Lo scrittore e fotografo francese Philippe Glade ha realizzato un volume che ripercorre la storia delle strutture realizzate in occasione dell'annuale festival artistico Burning Man, un evento in grado di trasformare un'area desertica in una città vivace, destinata a scomparire nel giro di qualche giorno.
Non ha probabilmente bisogno di presentazioni il Burning Man, il tradizionale festival che dagli anni Novanta convoglia annualmente migliaia di persone nel deserto del Nevada all’interno di una sorprendente – e temporanea – cittadella ad alto tasso artistico.
Tra la fine di agosto e l’inizio di settembre, l’appuntamento è ormai fissato nel deserto del Black Rock, negli Stati Uniti, un luogo destinato a perdere progressivamente il proprio aspetto aspro grazie alle installazioni, spesso su scala monumentale, create da artisti e team internazionali.
Concepiti secondo un tema guida – per il 2017 è già stato annunciato che si tratterà di Radical Ritual – queste incredibili lavori vengono affiancati da una presenza costante: la colossale statua di legno che dà il nome alla manifestazione, destinata a essere data alle fiamme alla chiusura dell’appuntamento.
In attesa di assistere alle creazioni che verranno ideate e realizzate per l’anno in corso, un volume edito da Real Paper Books ripercorre le tappe salienti di questa kermesse che,anno dopo anno, continua a sfidare le precarie condizioni di un remoto e aspro deserto statunitense.
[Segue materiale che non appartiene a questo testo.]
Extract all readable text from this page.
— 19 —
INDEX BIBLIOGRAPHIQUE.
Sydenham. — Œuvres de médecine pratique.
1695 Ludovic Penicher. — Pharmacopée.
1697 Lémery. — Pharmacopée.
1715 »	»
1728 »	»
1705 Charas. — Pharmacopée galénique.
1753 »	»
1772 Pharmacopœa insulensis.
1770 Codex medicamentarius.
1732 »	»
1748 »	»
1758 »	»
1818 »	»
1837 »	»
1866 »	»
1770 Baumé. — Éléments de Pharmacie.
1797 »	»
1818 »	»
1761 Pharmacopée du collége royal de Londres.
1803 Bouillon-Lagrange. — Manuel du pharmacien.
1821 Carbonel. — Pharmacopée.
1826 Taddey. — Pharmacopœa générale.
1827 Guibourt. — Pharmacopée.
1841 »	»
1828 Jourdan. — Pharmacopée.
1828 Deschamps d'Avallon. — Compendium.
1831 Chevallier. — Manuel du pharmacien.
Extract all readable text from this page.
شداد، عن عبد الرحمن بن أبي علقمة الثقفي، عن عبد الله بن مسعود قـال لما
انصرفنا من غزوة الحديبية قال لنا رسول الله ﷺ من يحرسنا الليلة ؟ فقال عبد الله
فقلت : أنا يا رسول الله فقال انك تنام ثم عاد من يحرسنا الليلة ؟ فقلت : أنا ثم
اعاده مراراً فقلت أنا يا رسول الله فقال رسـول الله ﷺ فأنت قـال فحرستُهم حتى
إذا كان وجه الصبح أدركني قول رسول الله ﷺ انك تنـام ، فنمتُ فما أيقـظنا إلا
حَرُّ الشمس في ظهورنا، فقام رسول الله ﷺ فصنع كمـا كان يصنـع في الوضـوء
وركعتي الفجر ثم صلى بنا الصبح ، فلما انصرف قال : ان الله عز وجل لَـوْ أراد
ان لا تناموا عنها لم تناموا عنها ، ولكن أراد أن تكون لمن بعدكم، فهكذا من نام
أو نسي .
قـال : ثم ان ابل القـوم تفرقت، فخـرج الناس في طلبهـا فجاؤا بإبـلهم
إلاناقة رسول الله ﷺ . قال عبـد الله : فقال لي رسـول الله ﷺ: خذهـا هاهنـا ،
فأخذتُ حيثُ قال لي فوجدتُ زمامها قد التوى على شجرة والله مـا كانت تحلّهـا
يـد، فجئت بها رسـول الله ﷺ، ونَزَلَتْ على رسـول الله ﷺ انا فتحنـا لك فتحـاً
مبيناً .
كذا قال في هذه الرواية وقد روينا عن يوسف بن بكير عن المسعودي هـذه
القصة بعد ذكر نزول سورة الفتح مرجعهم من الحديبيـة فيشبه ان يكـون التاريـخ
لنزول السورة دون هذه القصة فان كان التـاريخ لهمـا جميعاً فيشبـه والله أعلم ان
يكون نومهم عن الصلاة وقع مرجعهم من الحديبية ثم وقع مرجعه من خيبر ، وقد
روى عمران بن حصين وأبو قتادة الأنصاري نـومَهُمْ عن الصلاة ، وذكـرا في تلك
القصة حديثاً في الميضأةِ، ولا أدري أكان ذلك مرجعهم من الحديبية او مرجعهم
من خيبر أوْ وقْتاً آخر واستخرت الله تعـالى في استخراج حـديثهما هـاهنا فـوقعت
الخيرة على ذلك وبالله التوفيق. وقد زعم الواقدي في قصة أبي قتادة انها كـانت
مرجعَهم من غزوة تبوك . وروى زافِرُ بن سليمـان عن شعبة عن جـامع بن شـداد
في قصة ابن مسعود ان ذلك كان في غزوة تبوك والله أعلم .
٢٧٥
Corredato da 200 fotografie a colori realizzate dall’autore, lo scrittore Philippe Glade, il libro Black Rock City, NV The new ephemeral architecture of Burning Man rende manifesta anche un’altra peculiarità del festival. La creazione di layout e strutture in grado di resistere a condizioni climatiche estreme è infatti sempre accompagnata dalla necessità di mettere a punto modalità di smontaggio e smantellamento che riportino l’area alle condizioni ambientali di partenza.